Optimal waveform design for UWB radios

With transmit power spectra strictly limited by regulatory spectral masks, the emerging ultra-wideband (UWB) communication systems call for judicious pulse shape design in order to achieve optimal spectrum utilization, spectral mask compatibility, and coexistence with other wireless services. Meanwhile, orthogonal pulse sets are often desired in order to apply high-rate multidimensional modulation and (carrier-free) orthogonal frequency-division multiple access. Motivated by these considerations, we suggest a digital finite impulse response (FIR) filter approach to synthesizing UWB pulses and propose filter design techniques by which optimal waveforms that satisfy the spectral mask can be efficiently obtained. For single pulse design, we develop a convex formulation for the design of the FIR filter coefficients that maximize the spectrum utilization efficiency in terms of both the bandwidth and power allowed by the spectral mask.
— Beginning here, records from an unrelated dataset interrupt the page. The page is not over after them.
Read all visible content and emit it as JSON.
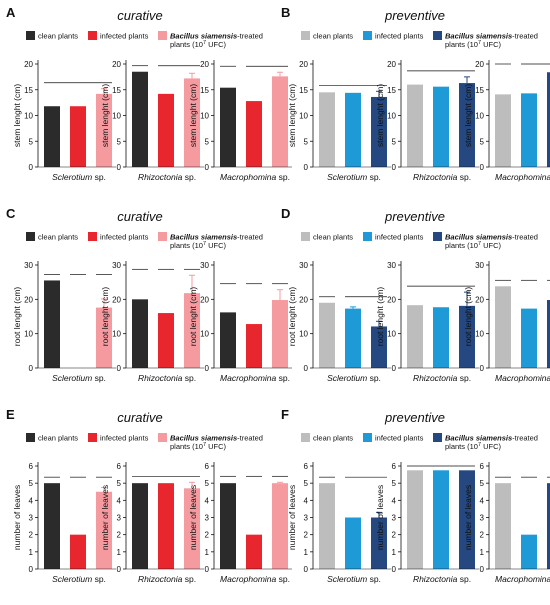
{
  "panels": [
    {
      "letter": "A",
      "title": "curative",
      "legend": [
        {
          "label": "clean plants",
          "color": "#2b2b2b"
        },
        {
          "label": "infected plants",
          "color": "#e8262e"
        },
        {
          "label_em": "Bacillus siamensis",
          "label": "-treated plants (10",
          "sup": "7",
          "label_end": " UFC)",
          "color": "#f59ba0"
        }
      ],
      "colors": [
        "#2b2b2b",
        "#e8262e",
        "#f59ba0"
      ]
    },
    {
      "letter": "B",
      "title": "preventive",
      "legend": [
        {
          "label": "clean plants",
          "color": "#bdbdbd"
        },
        {
          "label": "infected plants",
          "color": "#1e9ad6"
        },
        {
          "label_em": "Bacillus siamensis",
          "label": "-treated plants (10",
          "sup": "7",
          "label_end": " UFC)",
          "color": "#24487f"
        }
      ],
      "colors": [
        "#bdbdbd",
        "#1e9ad6",
        "#24487f"
      ]
    },
    {
      "letter": "C",
      "title": "curative",
      "legend": [
        {
          "label": "clean plants",
          "color": "#2b2b2b"
        },
        {
          "label": "infected plants",
          "color": "#e8262e"
        },
        {
          "label_em": "Bacillus siamensis",
          "label": "-treated plants (10",
          "sup": "7",
          "label_end": " UFC)",
          "color": "#f59ba0"
        }
      ],
      "colors": [
        "#2b2b2b",
        "#e8262e",
        "#f59ba0"
      ]
    },
    {
      "letter": "D",
      "title": "preventive",
      "legend": [
        {
          "label": "clean plants",
          "color": "#bdbdbd"
        },
        {
          "label": "infected plants",
          "color": "#1e9ad6"
        },
        {
          "label_em": "Bacillus siamensis",
          "label": "-treated plants (10",
          "sup": "7",
          "label_end": " UFC)",
          "color": "#24487f"
        }
      ],
      "colors": [
        "#bdbdbd",
        "#1e9ad6",
        "#24487f"
      ]
    },
    {
      "letter": "E",
      "title": "curative",
      "legend": [
        {
          "label": "clean plants",
          "color": "#2b2b2b"
        },
        {
          "label": "infected plants",
          "color": "#e8262e"
        },
        {
          "label_em": "Bacillus siamensis",
          "label": "-treated plants (10",
          "sup": "7",
          "label_end": " UFC)",
          "color": "#f59ba0"
        }
      ],
      "colors": [
        "#2b2b2b",
        "#e8262e",
        "#f59ba0"
      ]
    },
    {
      "letter": "F",
      "title": "preventive",
      "legend": [
        {
          "label": "clean plants",
          "color": "#bdbdbd"
        },
        {
          "label": "infected plants",
          "color": "#1e9ad6"
        },
        {
          "label_em": "Bacillus siamensis",
          "label": "-treated plants (10",
          "sup": "7",
          "label_end": " UFC)",
          "color": "#24487f"
        }
      ],
      "colors": [
        "#bdbdbd",
        "#1e9ad6",
        "#24487f"
      ]
    }
  ],
  "chart_data": [
    {
      "panel": "A",
      "type": "bar",
      "ylabel": "stem lenght (cm)",
      "xlabel": "Sclerotium sp.",
      "ylim": [
        0,
        20
      ],
      "yticks": [
        0,
        5,
        10,
        15,
        20
      ],
      "values": [
        11.8,
        11.8,
        14.2
      ],
      "errors": [
        0,
        0,
        1.0
      ],
      "sig_lines": "spanning"
    },
    {
      "panel": "A",
      "type": "bar",
      "ylabel": "stem lenght (cm)",
      "xlabel": "Rhizoctonia sp.",
      "ylim": [
        0,
        20
      ],
      "yticks": [
        0,
        5,
        10,
        15,
        20
      ],
      "values": [
        18.5,
        14.2,
        17.2
      ],
      "errors": [
        0,
        0,
        1.0
      ],
      "sig_lines": "pairs"
    },
    {
      "panel": "A",
      "type": "bar",
      "ylabel": "stem lenght (cm)",
      "xlabel": "Macrophomina sp.",
      "ylim": [
        0,
        20
      ],
      "yticks": [
        0,
        5,
        10,
        15,
        20
      ],
      "values": [
        15.4,
        12.8,
        17.6
      ],
      "errors": [
        0,
        0,
        0.8
      ],
      "sig_lines": "pairs"
    },
    {
      "panel": "B",
      "type": "bar",
      "ylabel": "stem lenght (cm)",
      "xlabel": "Sclerotium sp.",
      "ylim": [
        0,
        20
      ],
      "yticks": [
        0,
        5,
        10,
        15,
        20
      ],
      "values": [
        14.5,
        14.4,
        13.6
      ],
      "errors": [
        0,
        0,
        1.1
      ],
      "sig_lines": "spanning"
    },
    {
      "panel": "B",
      "type": "bar",
      "ylabel": "stem lenght (cm)",
      "xlabel": "Rhizoctonia sp.",
      "ylim": [
        0,
        20
      ],
      "yticks": [
        0,
        5,
        10,
        15,
        20
      ],
      "values": [
        16.0,
        15.6,
        16.3
      ],
      "errors": [
        0,
        0,
        1.2
      ],
      "sig_lines": "spanning"
    },
    {
      "panel": "B",
      "type": "bar",
      "ylabel": "stem lenght (cm)",
      "xlabel": "Macrophomina sp.",
      "ylim": [
        0,
        20
      ],
      "yticks": [
        0,
        5,
        10,
        15,
        20
      ],
      "values": [
        14.1,
        14.3,
        18.4
      ],
      "errors": [
        0,
        0,
        1.2
      ],
      "sig_lines": "pairs"
    },
    {
      "panel": "C",
      "type": "bar",
      "ylabel": "root lenght (cm)",
      "xlabel": "Sclerotium sp.",
      "ylim": [
        0,
        30
      ],
      "yticks": [
        0,
        10,
        20,
        30
      ],
      "values": [
        25.5,
        0,
        17.6
      ],
      "errors": [
        0,
        0,
        2.5
      ],
      "sig_lines": "triple"
    },
    {
      "panel": "C",
      "type": "bar",
      "ylabel": "root lenght (cm)",
      "xlabel": "Rhizoctonia sp.",
      "ylim": [
        0,
        30
      ],
      "yticks": [
        0,
        10,
        20,
        30
      ],
      "values": [
        20.0,
        16.0,
        21.8
      ],
      "errors": [
        0,
        0,
        5.2
      ],
      "sig_lines": "triple"
    },
    {
      "panel": "C",
      "type": "bar",
      "ylabel": "root lenght (cm)",
      "xlabel": "Macrophomina sp.",
      "ylim": [
        0,
        30
      ],
      "yticks": [
        0,
        10,
        20,
        30
      ],
      "values": [
        16.2,
        12.8,
        19.8
      ],
      "errors": [
        0,
        0,
        3.0
      ],
      "sig_lines": "triple"
    },
    {
      "panel": "D",
      "type": "bar",
      "ylabel": "root lenght (cm)",
      "xlabel": "Sclerotium sp.",
      "ylim": [
        0,
        30
      ],
      "yticks": [
        0,
        10,
        20,
        30
      ],
      "values": [
        19.0,
        17.3,
        12.1
      ],
      "errors": [
        0,
        0.5,
        1.5
      ],
      "sig_lines": "pairs"
    },
    {
      "panel": "D",
      "type": "bar",
      "ylabel": "root lenght (cm)",
      "xlabel": "Rhizoctonia sp.",
      "ylim": [
        0,
        30
      ],
      "yticks": [
        0,
        10,
        20,
        30
      ],
      "values": [
        18.3,
        17.7,
        18.1
      ],
      "errors": [
        0,
        0,
        4.0
      ],
      "sig_lines": "spanning"
    },
    {
      "panel": "D",
      "type": "bar",
      "ylabel": "root lenght (cm)",
      "xlabel": "Macrophomina sp.",
      "ylim": [
        0,
        30
      ],
      "yticks": [
        0,
        10,
        20,
        30
      ],
      "values": [
        23.8,
        17.3,
        19.8
      ],
      "errors": [
        0,
        0,
        2.5
      ],
      "sig_lines": "triple"
    },
    {
      "panel": "E",
      "type": "bar",
      "ylabel": "number of leaves",
      "xlabel": "Sclerotium sp.",
      "ylim": [
        0,
        6
      ],
      "yticks": [
        0,
        1,
        2,
        3,
        4,
        5,
        6
      ],
      "values": [
        5.0,
        2.0,
        4.5
      ],
      "errors": [
        0,
        0,
        0.25
      ],
      "sig_lines": "triple"
    },
    {
      "panel": "E",
      "type": "bar",
      "ylabel": "number of leaves",
      "xlabel": "Rhizoctonia sp.",
      "ylim": [
        0,
        6
      ],
      "yticks": [
        0,
        1,
        2,
        3,
        4,
        5,
        6
      ],
      "values": [
        5.0,
        5.0,
        4.7
      ],
      "errors": [
        0,
        0,
        0.35
      ],
      "sig_lines": "spanning"
    },
    {
      "panel": "E",
      "type": "bar",
      "ylabel": "number of leaves",
      "xlabel": "Macrophomina sp.",
      "ylim": [
        0,
        6
      ],
      "yticks": [
        0,
        1,
        2,
        3,
        4,
        5,
        6
      ],
      "values": [
        5.0,
        2.0,
        5.0
      ],
      "errors": [
        0,
        0,
        0.05
      ],
      "sig_lines": "triple"
    },
    {
      "panel": "F",
      "type": "bar",
      "ylabel": "number of leaves",
      "xlabel": "Sclerotium sp.",
      "ylim": [
        0,
        6
      ],
      "yticks": [
        0,
        1,
        2,
        3,
        4,
        5,
        6
      ],
      "values": [
        5.0,
        3.0,
        3.0
      ],
      "errors": [
        0,
        0,
        0.3
      ],
      "sig_lines": "pairs"
    },
    {
      "panel": "F",
      "type": "bar",
      "ylabel": "number of leaves",
      "xlabel": "Rhizoctonia sp.",
      "ylim": [
        0,
        6
      ],
      "yticks": [
        0,
        1,
        2,
        3,
        4,
        5,
        6
      ],
      "values": [
        5.75,
        5.75,
        5.75
      ],
      "errors": [
        0,
        0,
        0
      ],
      "sig_lines": "spanning"
    },
    {
      "panel": "F",
      "type": "bar",
      "ylabel": "number of leaves",
      "xlabel": "Macrophomina sp.",
      "ylim": [
        0,
        6
      ],
      "yticks": [
        0,
        1,
        2,
        3,
        4,
        5,
        6
      ],
      "values": [
        5.0,
        2.0,
        5.0
      ],
      "errors": [
        0,
        0,
        0
      ],
      "sig_lines": "triple"
    }
  ]
}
For orthogonal pulse design, a sequential strategy is derived to formulate the overall pulse design problem as a set of convex subproblems, which are then solved in a sequential manner to yield a set of mutually orthogonal pulses. Our design techniques not only provide waveforms with high spectrum utilization and guaranteed spectral mask compliance but also permit simple modifications that can accommodate several other system objectives.